Warning

WARNING! These reviews all contain SPOILERS!!!!

Tuesday, December 28, 2021

"The Thing That Walked on the Wind"

 by August Derleth 

originally published Strange Tales of Mystery and Terror, January 1933

Capt. John Dalhousie of the Mounties is making his last word on the disappearance of Constable Robert Norris, who vanished from Navissa Camp 7 months ago and whose body just turned up in a snow bank many miles away.

Norris was investigating an apparently abandoned village named Stillwater.  He had reported some weird experiences, including a kind of black emptiness in the sky, blotting out the stars, which rushed at him, sending him scurrying for cover.  To his great surprise, three bodies came plummeting out of the emptiness, two men and a girl. They are identified as being James MacDonald, Allison Wentworth and Irene Masitte - all on the Stillwater missing persons list. Though the men are relatively unhurt, the girl is dead and frozen solid.

Wentworth babbles a lot about a Lord/God/Death-walker of the winds, and Lhassa and Leng, old ones and elementals.  The latter gets the attention of Norris' friend and host, Dr. Jamison. 

Its seems that the good folks of Stillwater worshiped a fearsome air elemental and, apparently, made human sacrifices to it.

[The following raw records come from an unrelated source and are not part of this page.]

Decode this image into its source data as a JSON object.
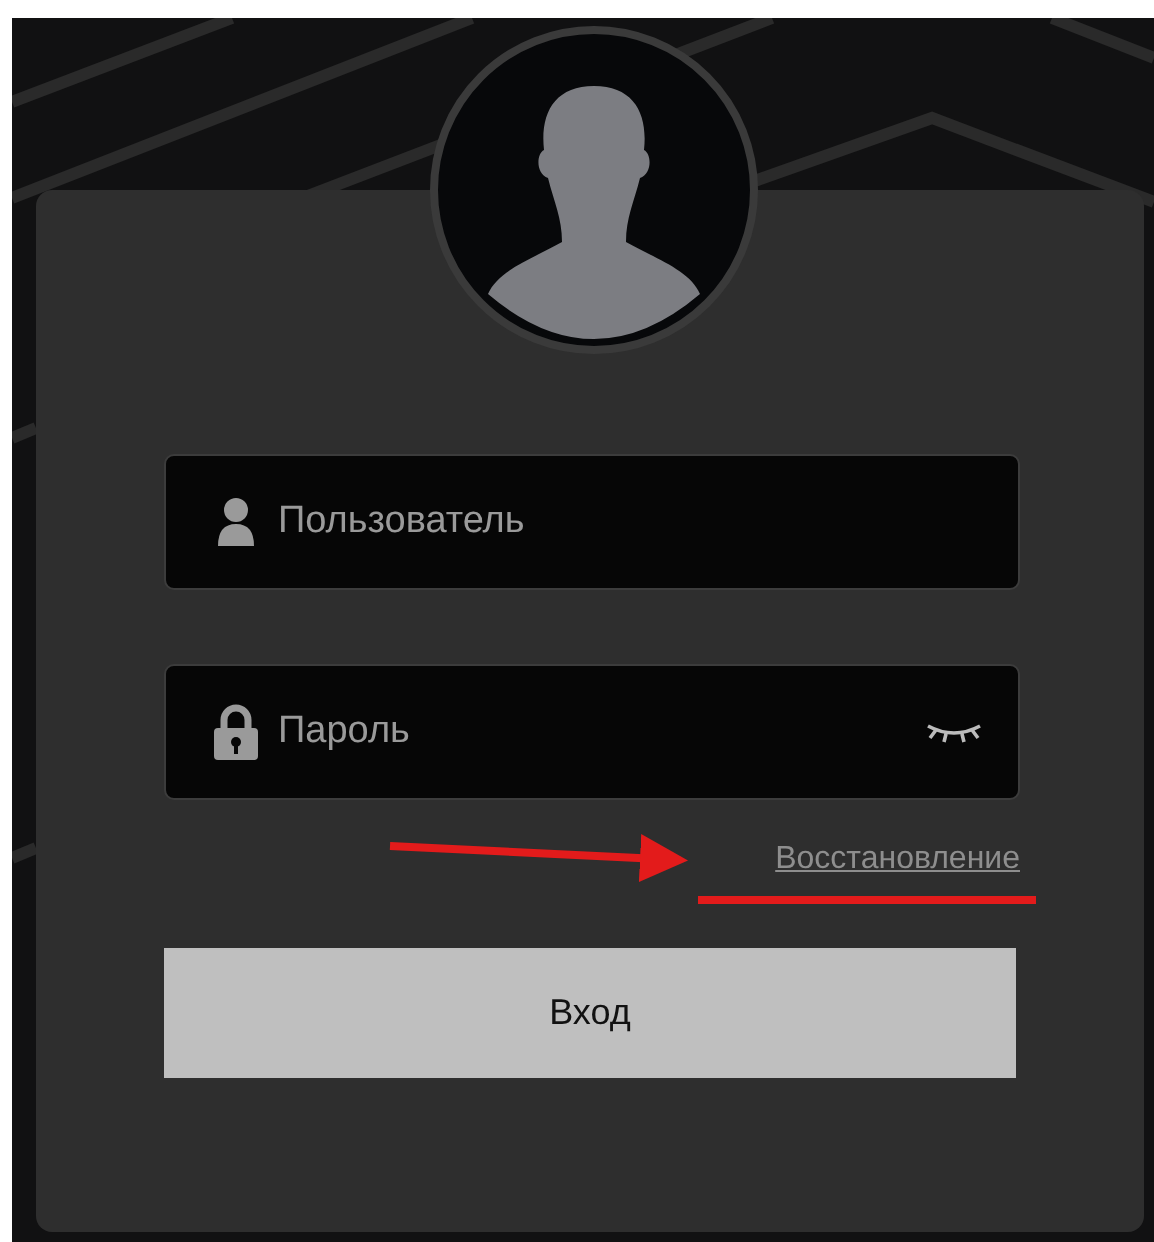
{
  "login_form": {
    "username": {
      "placeholder": "Пользователь"
    },
    "password": {
      "placeholder": "Пароль",
      "show_toggle": true
    },
    "recovery_link": "Восстановление",
    "submit_button": "Вход"
  }
}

Wentworth eventually becomes coherent enough for Norris to piece together a story.  He and MacDonald had stopped in Stillwater while travelling, and not been made very welcome.  They soon noticed the weirdness was pretty serious and, were planning to blow town, when Irene came to them, revealed she was about to be sacrificed to the air elemental, and asked them to help her escape.  However, they were set upon by a giant being from the sky which swooped down on the village environs, wailing, and scooped them up as well as the rest of the villagers.  

MacDonald dies while Wentworth continues to babble about things, including Cthulhu, Algernon Blackwood, etc.  He dies.  Dr. Jamison shows Norris some books by Algernon Blackwood and some "old magazines" containing stories by HPL.

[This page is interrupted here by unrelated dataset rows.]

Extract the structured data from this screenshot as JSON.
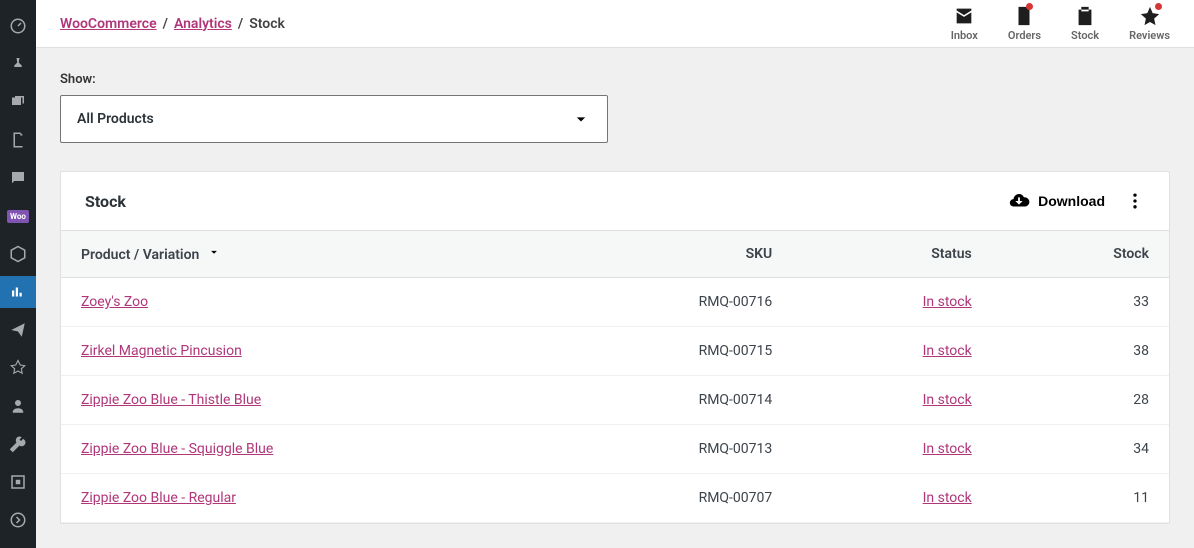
{
  "breadcrumb": {
    "item1": "WooCommerce",
    "item2": "Analytics",
    "current": "Stock"
  },
  "topbar": {
    "inbox": "Inbox",
    "orders": "Orders",
    "stock": "Stock",
    "reviews": "Reviews"
  },
  "filter": {
    "label": "Show:",
    "selected": "All Products"
  },
  "card": {
    "title": "Stock",
    "download": "Download"
  },
  "columns": {
    "product": "Product / Variation",
    "sku": "SKU",
    "status": "Status",
    "stock": "Stock"
  },
  "rows": [
    {
      "product": "Zoey's Zoo",
      "sku": "RMQ-00716",
      "status": "In stock",
      "stock": "33"
    },
    {
      "product": "Zirkel Magnetic Pincusion",
      "sku": "RMQ-00715",
      "status": "In stock",
      "stock": "38"
    },
    {
      "product": "Zippie Zoo Blue - Thistle Blue",
      "sku": "RMQ-00714",
      "status": "In stock",
      "stock": "28"
    },
    {
      "product": "Zippie Zoo Blue - Squiggle Blue",
      "sku": "RMQ-00713",
      "status": "In stock",
      "stock": "34"
    },
    {
      "product": "Zippie Zoo Blue - Regular",
      "sku": "RMQ-00707",
      "status": "In stock",
      "stock": "11"
    }
  ]
}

Norris notes that previous investigators of the Stillwater vanishing found the tracks of two men and a woman, abruptly halted, and what appeared to be the tracks of some gigantic being with human-like, but webbed, feet.

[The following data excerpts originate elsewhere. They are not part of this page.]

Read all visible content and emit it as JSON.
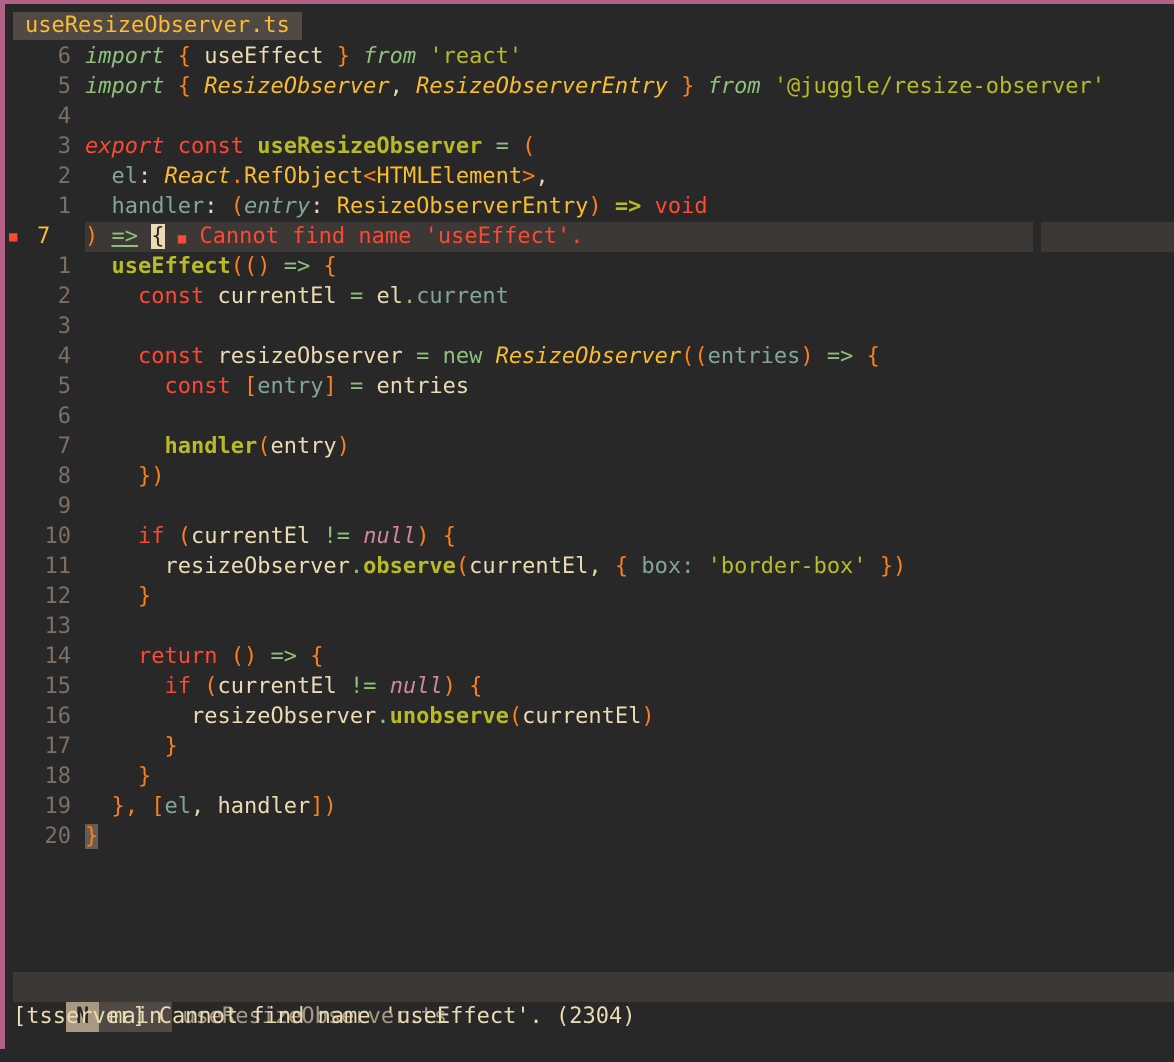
{
  "tab": {
    "filename": "useResizeObserver.ts"
  },
  "lines": [
    {
      "num": "6"
    },
    {
      "num": "5"
    },
    {
      "num": "4"
    },
    {
      "num": "3"
    },
    {
      "num": "2"
    },
    {
      "num": "1"
    },
    {
      "num": "7"
    },
    {
      "num": "1"
    },
    {
      "num": "2"
    },
    {
      "num": "3"
    },
    {
      "num": "4"
    },
    {
      "num": "5"
    },
    {
      "num": "6"
    },
    {
      "num": "7"
    },
    {
      "num": "8"
    },
    {
      "num": "9"
    },
    {
      "num": "10"
    },
    {
      "num": "11"
    },
    {
      "num": "12"
    },
    {
      "num": "13"
    },
    {
      "num": "14"
    },
    {
      "num": "15"
    },
    {
      "num": "16"
    },
    {
      "num": "17"
    },
    {
      "num": "18"
    },
    {
      "num": "19"
    },
    {
      "num": "20"
    }
  ],
  "code": {
    "l1": {
      "import": "import",
      "ob": "{",
      "name": " useEffect ",
      "cb": "}",
      "from": "from",
      "str": "'react'"
    },
    "l2": {
      "import": "import",
      "ob": "{",
      "a": " ResizeObserver",
      "comma": ",",
      "b": " ResizeObserverEntry ",
      "cb": "}",
      "from": "from",
      "str": "'@juggle/resize-observer'"
    },
    "l4": {
      "export": "export",
      "const": "const",
      "name": "useResizeObserver",
      "eq": "=",
      "paren": "("
    },
    "l5": {
      "el": "el",
      "colon": ":",
      "react": "React",
      "dot": ".",
      "ref": "RefObject",
      "lt": "<",
      "html": "HTMLElement",
      "gt": ">",
      "comma": ","
    },
    "l6": {
      "handler": "handler",
      "colon": ":",
      "po": "(",
      "entry": "entry",
      "colon2": ":",
      "type": "ResizeObserverEntry",
      "pc": ")",
      "arrow": "=>",
      "void": "void"
    },
    "l7": {
      "pc": ")",
      "arrow": "=>",
      "brace": "{",
      "diag_sign": "■",
      "diag_msg": "Cannot find name 'useEffect'."
    },
    "l8": {
      "fn": "useEffect",
      "po": "(()",
      "arrow": "=>",
      "brace": "{"
    },
    "l9": {
      "const": "const",
      "name": "currentEl",
      "eq": "=",
      "el": "el",
      "dot": ".",
      "prop": "current"
    },
    "l11": {
      "const": "const",
      "name": "resizeObserver",
      "eq": "=",
      "new": "new",
      "cls": "ResizeObserver",
      "po": "((",
      "entries": "entries",
      "pc": ")",
      "arrow": "=>",
      "brace": "{"
    },
    "l12": {
      "const": "const",
      "bo": "[",
      "entry": "entry",
      "bc": "]",
      "eq": "=",
      "entries": "entries"
    },
    "l14": {
      "fn": "handler",
      "po": "(",
      "arg": "entry",
      "pc": ")"
    },
    "l15": {
      "close": "})"
    },
    "l17": {
      "if": "if",
      "po": "(",
      "a": "currentEl",
      "neq": "!=",
      "nul": "null",
      "pc": ")",
      "brace": "{"
    },
    "l18": {
      "obj": "resizeObserver",
      "dot": ".",
      "fn": "observe",
      "po": "(",
      "arg": "currentEl",
      "comma": ",",
      "bo": "{",
      "key": "box",
      "colon": ":",
      "str": "'border-box'",
      "bc": "})"
    },
    "l19": {
      "brace": "}"
    },
    "l21": {
      "ret": "return",
      "paren": "()",
      "arrow": "=>",
      "brace": "{"
    },
    "l22": {
      "if": "if",
      "po": "(",
      "a": "currentEl",
      "neq": "!=",
      "nul": "null",
      "pc": ")",
      "brace": "{"
    },
    "l23": {
      "obj": "resizeObserver",
      "dot": ".",
      "fn": "unobserve",
      "po": "(",
      "arg": "currentEl",
      "pc": ")"
    },
    "l24": {
      "brace": "}"
    },
    "l25": {
      "brace": "}"
    },
    "l26": {
      "close": "},",
      "bo": "[",
      "a": "el",
      "comma": ",",
      "b": "handler",
      "bc": "])"
    },
    "l27": {
      "brace": "}"
    }
  },
  "statusline": {
    "mode": "N",
    "branch": "main",
    "filename": "useResizeObserver.ts"
  },
  "cmdline": {
    "message": "[tsserver] Cannot find name 'useEffect'. (2304)"
  },
  "colors": {
    "accent_border": "#b16286",
    "error": "#fb4934",
    "keyword": "#fb4934",
    "function": "#b8bb26",
    "bracket": "#fe8019",
    "background": "#282828"
  }
}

Norris has also found such a print.

Soon after Norris files a report saying something that watches him from the sky is pursuing him.

When his corpse is found, he is in possession of an odd, ancient gold plaque, of two struggling beings.  It is noted that the plaque sometimes gives off the sound of the winds.  

This one was published during HPL's lifetime, and the inclusion of his stories seems to be an in-joke more than anything.  The real point of reference is Algernon Blackwood's "The Wendigo", which seems to have mightily impressed young Augie.  Judged on its own merits this is a competent enough "Wendigo"-riff but no more.